Terhadap orang-orang yang "terpeleset” dari kesejatiannya, Allah swt.
memberi kesempatan dan banyak sekali fasilitas untuk membersihkan diri
dari segala kotoran jiwa yang melekat. Mulai dari istighfar –ucapan
"astaghfirullah al-azhim, aku mohon ampun kepada Allah Yang Mahatinggi–
yang bisa digunakan kapanpun dan bersifat manasuka; fasilitas lima
kesempatan dalam sehari melalui shalat wajib; hingga fasilitas pekanan
dengan shalat Jum’at. Bagi yang menunaikan shalat Jum’at sesuai
tuntunan Rasulullah saw., Allah swt. memberi ampunan dosa dari shalat
Jum’at ke shalat Jum’at berikutnya.
Dan yang paling spektakular adalah fasilitas tahunan: Ramadhan! Kata
Rasulullah saw., "Man shaama ramadhaana iimaanan wahtisaaban ghufira
lahu maa taqaddama min dzambiihi wa maa ta-akhkhara, siapa yang
berpuasa di bulan Ramadhan dengan iman dan perhitungan, diampuni segala
dosanya di masa lalu dan di masa yang akan datang.” (H.R. Ahmad dalam
musnadnya, Vol. II, hlm 385. No. 8989. Tambahan "wa maa ta-akhkhara”

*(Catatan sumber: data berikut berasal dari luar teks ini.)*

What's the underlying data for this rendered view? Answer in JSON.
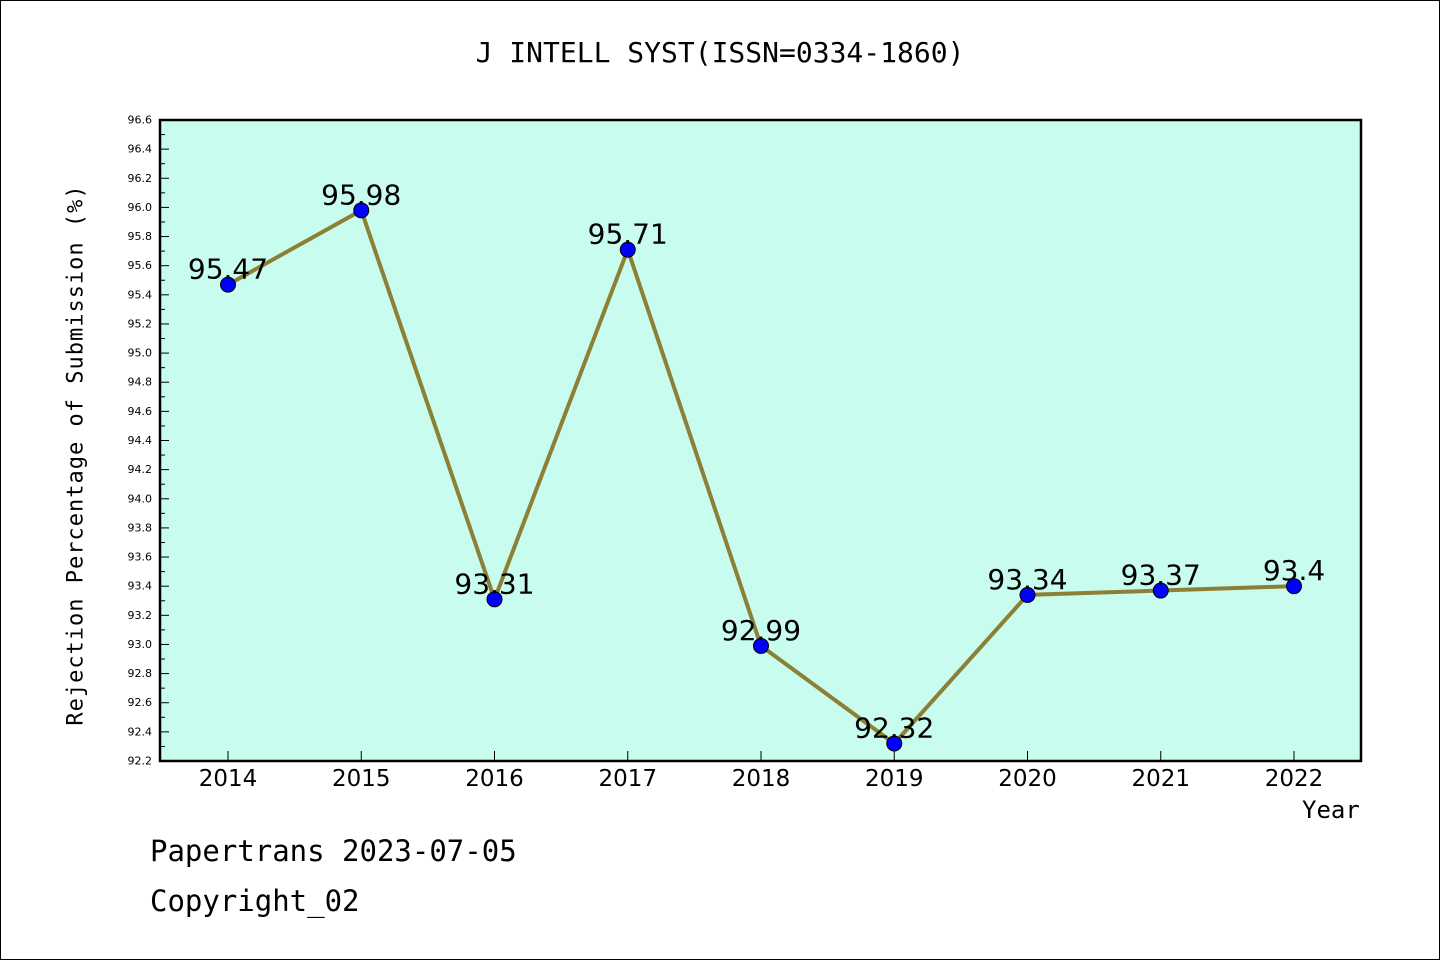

oleh sejumlah pakar hadits dinilai lemah riwayatnya, tapi kalimat
selain itu disepakati berderajat shahih).
Begitulah Ramadhan. Sesuai dengan arti namanya "pembakar”, Ramadhan
membakar semua dosa-dosa seseorang muslim sehingga ia kembali ke
jatidirinya sebagai insan yang suci seperti ketika dilahirkan (fitrah).
Segala fasilitas ampunan yang Allah swt. berikan kepada manusia yang
berdosa untuk kembali kepada fitrahnya adalah alasan bagi seorang dai
untuk tidak ada alasan untuk tidak berdakwah kepada orang yang
pembangkangannya kepada Allah swt. sekelas Fir’aun sekalipun. "Pergilah
kamu berdua (Musa dan Harun) kepada Fir’aun karena dia benar-benar
telah melampaui batas; maka bicaralah kamu berdua kepadanya (Fir’aun)

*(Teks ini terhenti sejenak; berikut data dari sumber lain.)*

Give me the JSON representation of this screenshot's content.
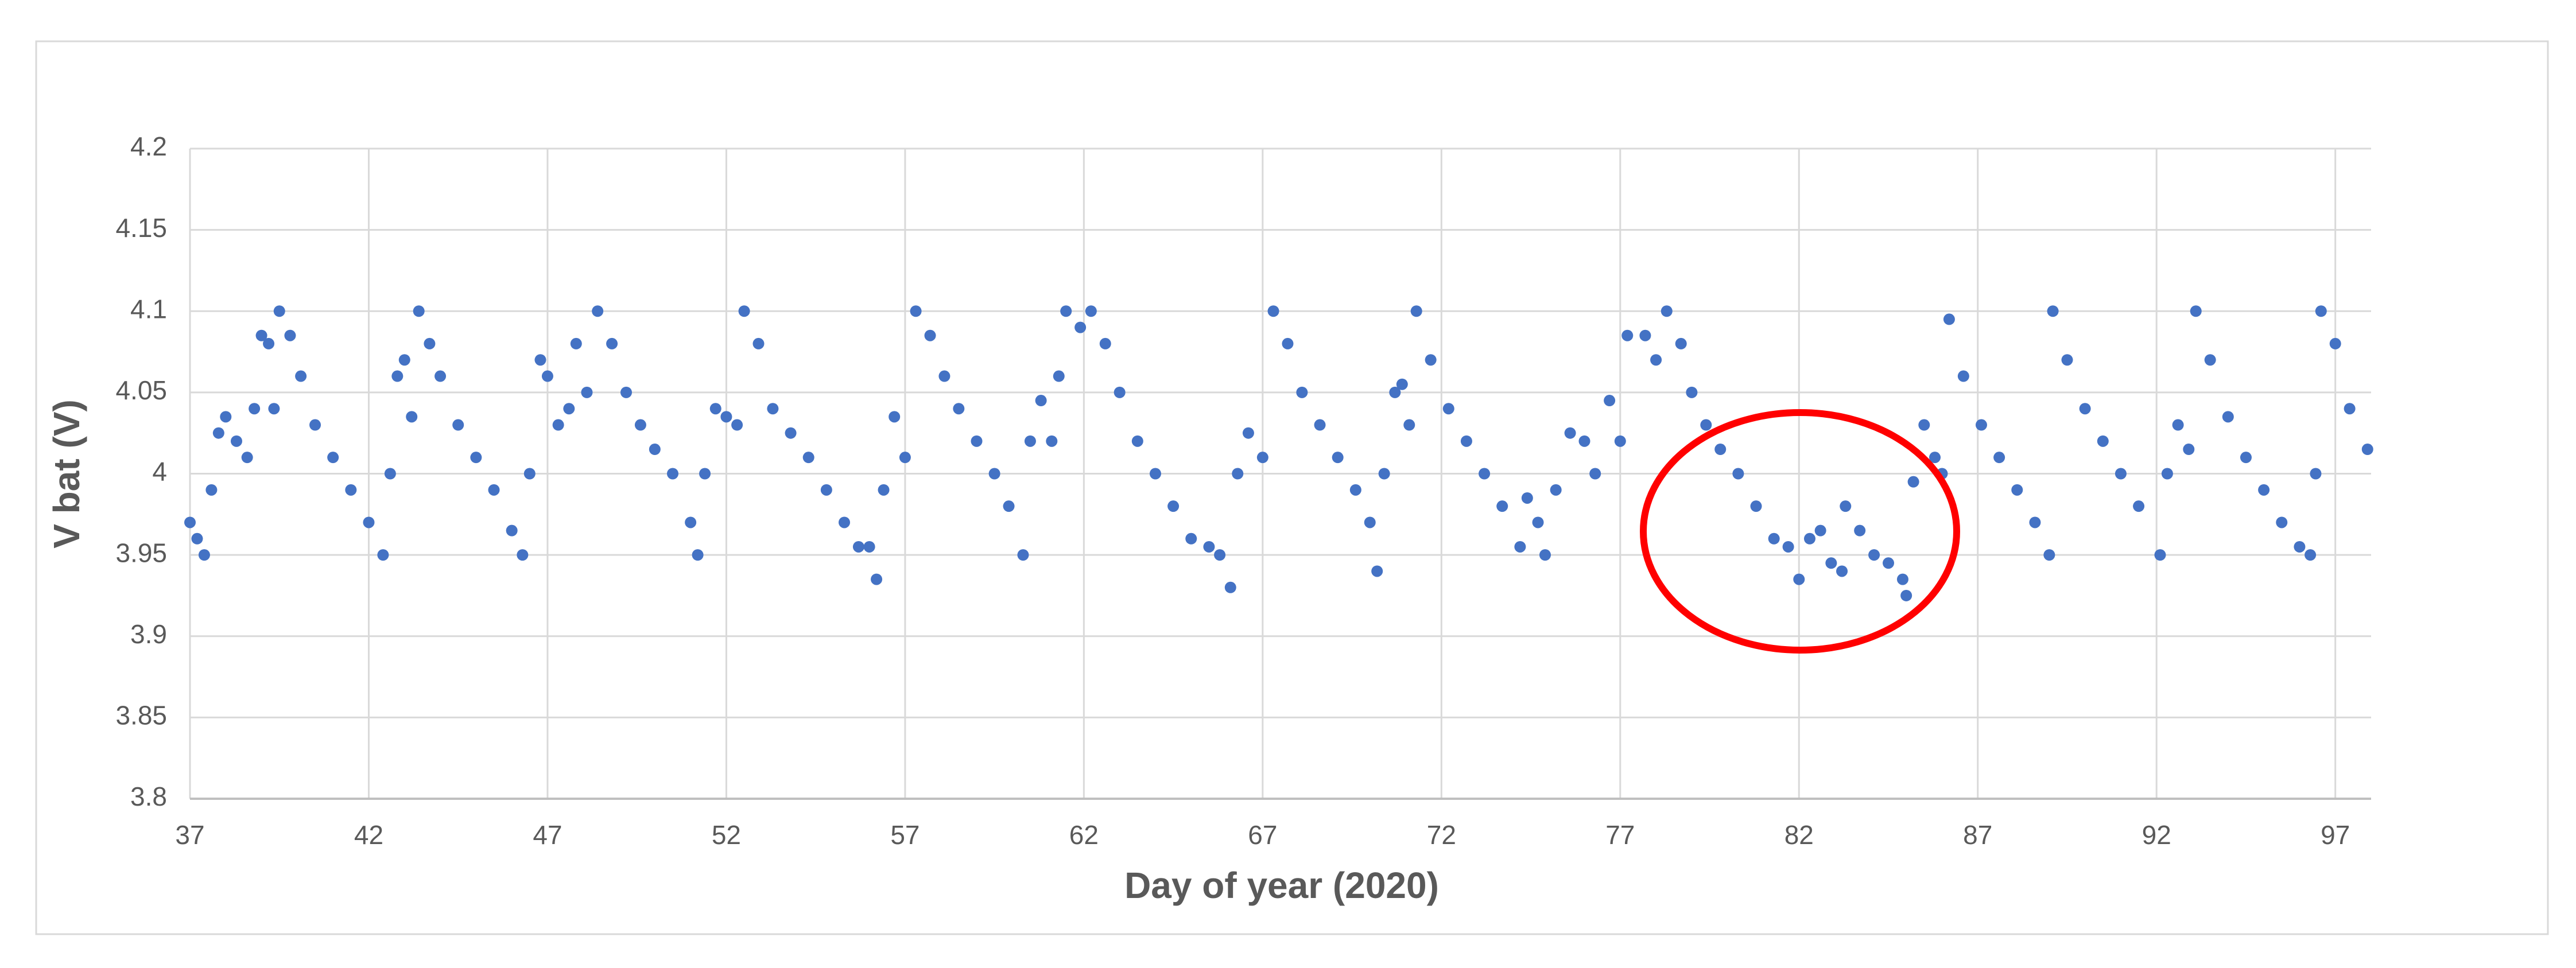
{
  "chart_data": {
    "type": "scatter",
    "x_label": "Day of year (2020)",
    "y_label": "V bat (V)",
    "xlim": [
      37,
      98
    ],
    "xticks": [
      37,
      42,
      47,
      52,
      57,
      62,
      67,
      72,
      77,
      82,
      87,
      92,
      97
    ],
    "ylim": [
      3.8,
      4.2
    ],
    "yticks": [
      3.8,
      3.85,
      3.9,
      3.95,
      4,
      4.05,
      4.1,
      4.15,
      4.2
    ],
    "grid": true,
    "color": "#4472c4",
    "x": [
      37.0,
      37.2,
      37.4,
      37.6,
      37.8,
      38.0,
      38.3,
      38.6,
      38.8,
      39.0,
      39.2,
      39.35,
      39.5,
      39.8,
      40.1,
      40.5,
      41.0,
      41.5,
      42.0,
      42.4,
      42.6,
      42.8,
      43.0,
      43.2,
      43.4,
      43.7,
      44.0,
      44.5,
      45.0,
      45.5,
      46.0,
      46.3,
      46.5,
      46.8,
      47.0,
      47.3,
      47.6,
      47.8,
      48.1,
      48.4,
      48.8,
      49.2,
      49.6,
      50.0,
      50.5,
      51.0,
      51.2,
      51.4,
      51.7,
      52.0,
      52.3,
      52.5,
      52.9,
      53.3,
      53.8,
      54.3,
      54.8,
      55.3,
      55.7,
      56.0,
      56.2,
      56.4,
      56.7,
      57.0,
      57.3,
      57.7,
      58.1,
      58.5,
      59.0,
      59.5,
      59.9,
      60.3,
      60.5,
      60.8,
      61.1,
      61.3,
      61.5,
      61.9,
      62.2,
      62.6,
      63.0,
      63.5,
      64.0,
      64.5,
      65.0,
      65.5,
      65.8,
      66.1,
      66.3,
      66.6,
      67.0,
      67.3,
      67.7,
      68.1,
      68.6,
      69.1,
      69.6,
      70.0,
      70.2,
      70.4,
      70.7,
      70.9,
      71.1,
      71.3,
      71.7,
      72.2,
      72.7,
      73.2,
      73.7,
      74.2,
      74.4,
      74.7,
      74.9,
      75.2,
      75.6,
      76.0,
      76.3,
      76.7,
      77.0,
      77.2,
      77.7,
      78.0,
      78.3,
      78.7,
      79.0,
      79.4,
      79.8,
      80.3,
      80.8,
      81.3,
      81.7,
      82.0,
      82.3,
      82.6,
      82.9,
      83.2,
      83.3,
      83.7,
      84.1,
      84.5,
      84.9,
      85.0,
      85.2,
      85.5,
      85.8,
      86.0,
      86.2,
      86.6,
      87.1,
      87.6,
      88.1,
      88.6,
      89.0,
      89.1,
      89.5,
      90.0,
      90.5,
      91.0,
      91.5,
      92.1,
      92.3,
      92.6,
      92.9,
      93.1,
      93.5,
      94.0,
      94.5,
      95.0,
      95.5,
      96.0,
      96.3,
      96.45,
      96.6,
      97.0,
      97.4,
      97.9
    ],
    "values": [
      3.97,
      3.96,
      3.95,
      3.99,
      4.025,
      4.035,
      4.02,
      4.01,
      4.04,
      4.085,
      4.08,
      4.04,
      4.1,
      4.085,
      4.06,
      4.03,
      4.01,
      3.99,
      3.97,
      3.95,
      4.0,
      4.06,
      4.07,
      4.035,
      4.1,
      4.08,
      4.06,
      4.03,
      4.01,
      3.99,
      3.965,
      3.95,
      4.0,
      4.07,
      4.06,
      4.03,
      4.04,
      4.08,
      4.05,
      4.1,
      4.08,
      4.05,
      4.03,
      4.015,
      4.0,
      3.97,
      3.95,
      4.0,
      4.04,
      4.035,
      4.03,
      4.1,
      4.08,
      4.04,
      4.025,
      4.01,
      3.99,
      3.97,
      3.955,
      3.955,
      3.935,
      3.99,
      4.035,
      4.01,
      4.1,
      4.085,
      4.06,
      4.04,
      4.02,
      4.0,
      3.98,
      3.95,
      4.02,
      4.045,
      4.02,
      4.06,
      4.1,
      4.09,
      4.1,
      4.08,
      4.05,
      4.02,
      4.0,
      3.98,
      3.96,
      3.955,
      3.95,
      3.93,
      4.0,
      4.025,
      4.01,
      4.1,
      4.08,
      4.05,
      4.03,
      4.01,
      3.99,
      3.97,
      3.94,
      4.0,
      4.05,
      4.055,
      4.03,
      4.1,
      4.07,
      4.04,
      4.02,
      4.0,
      3.98,
      3.955,
      3.985,
      3.97,
      3.95,
      3.99,
      4.025,
      4.02,
      4.0,
      4.045,
      4.02,
      4.085,
      4.085,
      4.07,
      4.1,
      4.08,
      4.05,
      4.03,
      4.015,
      4.0,
      3.98,
      3.96,
      3.955,
      3.935,
      3.96,
      3.965,
      3.945,
      3.94,
      3.98,
      3.965,
      3.95,
      3.945,
      3.935,
      3.925,
      3.995,
      4.03,
      4.01,
      4.0,
      4.095,
      4.06,
      4.03,
      4.01,
      3.99,
      3.97,
      3.95,
      4.1,
      4.07,
      4.04,
      4.02,
      4.0,
      3.98,
      3.95,
      4.0,
      4.03,
      4.015,
      4.1,
      4.07,
      4.035,
      4.01,
      3.99,
      3.97,
      3.955,
      3.95,
      4.0,
      4.1,
      4.08,
      4.04,
      4.015
    ]
  }
}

dengan kata-kata yang lembah lembut, mudah-mudahan dia sadar atau
takut.” [Q.S. Thaha (20): 42-43].
Begitulah Allah swt. Kata Rasulullah saw., "Allah mengembangkan
tanganNya pada waktu malam untuk memberi tobat kepada orang yang
melakukan keburukan di waktu siang, dan mengembangkan tanganNya di
waktu siang untuk memberi tobat kepada orang yang melakukan dosa di
waktu malam. Hal itu terus berlangsung hingga matahari terbit dari
barat (kiamat).” (H.R. Bukhari)
"Allah lebih senang mendapati hambaNya yang bertobat melebihi dari
kegembiraan seseorang dari kalian yang kembali menemukan hewan
kendaraannya yang penuh bekal makanan setelah ia kehilangannya di
padang pasir,” tambah Rasulullah saw. (H.R. Bukhari).

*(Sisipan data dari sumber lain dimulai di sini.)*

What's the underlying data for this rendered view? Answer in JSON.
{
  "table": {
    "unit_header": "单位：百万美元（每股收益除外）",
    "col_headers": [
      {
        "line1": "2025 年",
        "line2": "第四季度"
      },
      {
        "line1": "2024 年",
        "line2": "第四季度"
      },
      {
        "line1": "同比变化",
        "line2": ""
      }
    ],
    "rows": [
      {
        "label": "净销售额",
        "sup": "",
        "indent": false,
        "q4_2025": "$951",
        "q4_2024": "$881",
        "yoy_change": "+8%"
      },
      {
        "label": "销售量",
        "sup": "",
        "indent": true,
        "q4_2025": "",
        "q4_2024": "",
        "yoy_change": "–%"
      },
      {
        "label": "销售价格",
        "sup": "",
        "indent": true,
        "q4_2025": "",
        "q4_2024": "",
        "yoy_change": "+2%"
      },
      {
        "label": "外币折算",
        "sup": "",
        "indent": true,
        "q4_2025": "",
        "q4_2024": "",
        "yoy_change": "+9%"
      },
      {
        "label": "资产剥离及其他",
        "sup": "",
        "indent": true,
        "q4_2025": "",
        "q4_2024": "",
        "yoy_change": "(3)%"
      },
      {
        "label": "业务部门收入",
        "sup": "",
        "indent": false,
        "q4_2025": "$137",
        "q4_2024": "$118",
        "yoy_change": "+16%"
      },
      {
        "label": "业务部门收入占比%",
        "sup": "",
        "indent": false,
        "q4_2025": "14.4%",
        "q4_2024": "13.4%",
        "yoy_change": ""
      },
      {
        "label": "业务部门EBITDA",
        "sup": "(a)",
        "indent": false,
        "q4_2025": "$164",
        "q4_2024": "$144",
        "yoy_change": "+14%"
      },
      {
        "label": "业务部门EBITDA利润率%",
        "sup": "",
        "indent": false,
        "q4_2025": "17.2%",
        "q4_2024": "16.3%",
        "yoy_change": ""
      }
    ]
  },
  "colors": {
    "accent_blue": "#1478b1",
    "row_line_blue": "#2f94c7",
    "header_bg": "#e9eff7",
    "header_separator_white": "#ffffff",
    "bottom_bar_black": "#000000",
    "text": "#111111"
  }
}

Jadi, tidak ada dalam kamus seorang dai kalimat "sudah tinggalin saja,
dia sih sudah gak bisa dibenerin lagi!” Sebab, seorang dai selalu
memakai kacamata positif dalam memandang manusia. Siapa pun dia selama
sebutannya masih manusia dan belum masuk kubur, adalah makhluk suci,
dilahirkan dalam keadaan suci, dan bisa kembali lagi pada kesuciannya.